Uma pesquisa desenvolvida no Hub de Inovação AgriTech Symbiosis da Universidade Estadual do Oeste do Paraná (Unioeste), campus de Toledo, está transformando um dos principais resíduos da cadeia da tilápia em um ingrediente de alto valor agregado: o colágeno. Iniciado em 2025, o projeto investiga rotas tecnológicas para a produção de colágeno hidrolisado a partir da pele e das escamas do peixe, com foco em sustentabilidade, inovação e fortalecimento da bioeconomia no Paraná.

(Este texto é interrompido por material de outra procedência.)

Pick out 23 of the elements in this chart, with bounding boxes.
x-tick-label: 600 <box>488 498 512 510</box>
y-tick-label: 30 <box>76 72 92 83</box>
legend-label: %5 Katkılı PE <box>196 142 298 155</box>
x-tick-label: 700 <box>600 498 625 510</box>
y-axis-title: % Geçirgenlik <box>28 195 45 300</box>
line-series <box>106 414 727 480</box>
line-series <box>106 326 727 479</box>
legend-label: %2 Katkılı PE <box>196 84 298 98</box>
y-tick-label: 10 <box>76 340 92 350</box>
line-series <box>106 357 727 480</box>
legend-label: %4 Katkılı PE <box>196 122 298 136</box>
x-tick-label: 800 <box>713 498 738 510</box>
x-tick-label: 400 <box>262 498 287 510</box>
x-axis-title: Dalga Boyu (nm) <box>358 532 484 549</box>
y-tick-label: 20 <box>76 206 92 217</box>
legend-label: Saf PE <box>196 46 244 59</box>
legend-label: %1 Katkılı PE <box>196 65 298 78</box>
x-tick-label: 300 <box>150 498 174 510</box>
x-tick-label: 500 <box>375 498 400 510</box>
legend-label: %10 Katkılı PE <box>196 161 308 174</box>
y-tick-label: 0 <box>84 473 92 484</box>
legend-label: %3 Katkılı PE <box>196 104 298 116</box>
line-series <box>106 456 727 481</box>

A iniciativa surgiu a partir de uma demanda da empresa paranaense Oestegaard Kontinuer, especializada no desenvolvimento de equipamentos para o reaproveitamento de subprodutos de origem animal. A empresa busca aprofundar o conhecimento técnico sobre processos industriais de obtenção de colágeno, segmento ainda não explorado em seu portfólio, mas com grande potencial de inovação e mercado, especialmente no Brasil, um dos maiores produtores mundiais de tilápia.
Com apoio institucional do Governo do Estado, a iniciativa foi contemplada no edital do ano de 2023 da Agência de Desenvolvimento Regional Sustentável (Ageuni), promovido pela Secretaria da Ciência, Tecnologia e Ensino Superior (Seti). O programa incentiva a integração entre universidade, empresas, governo e sociedade, com o objetivo de agregar tecnologia aos processos produtivos e fomentar o desenvolvimento socioeconômico regional.
A pesquisa busca justamente transformar esse cenário. Atualmente, apenas 30% a 40% do peso vivo da tilápia é aproveitado para alimentação humana. Pele e escamas, por outro lado, são consideradas subprodutos de baixo valor comercial. Transformá-las em colágeno representa não apenas o aproveitamento integral da matéria-prima, mas também a geração de emprego, inovação e agregação de valor em um setor estratégico para a economia paranaense.
O colágeno extraído da tilápia apresenta importantes diferenciais em relação às fontes tradicionais, como bovinos e suínos. Segundo Mônica Fiorese, trata-se de um produto com alta biocompatibilidade, baixo risco de contaminação por zoonoses e estrutura molecular semelhante ao colágeno humano, o que favorece sua absorção, especialmente no caso do colágeno hidrolisado. Além disso, o produto atende a consumidores que evitam ingredientes de origem suína ou bovina por motivos religiosos, culturais ou alimentares.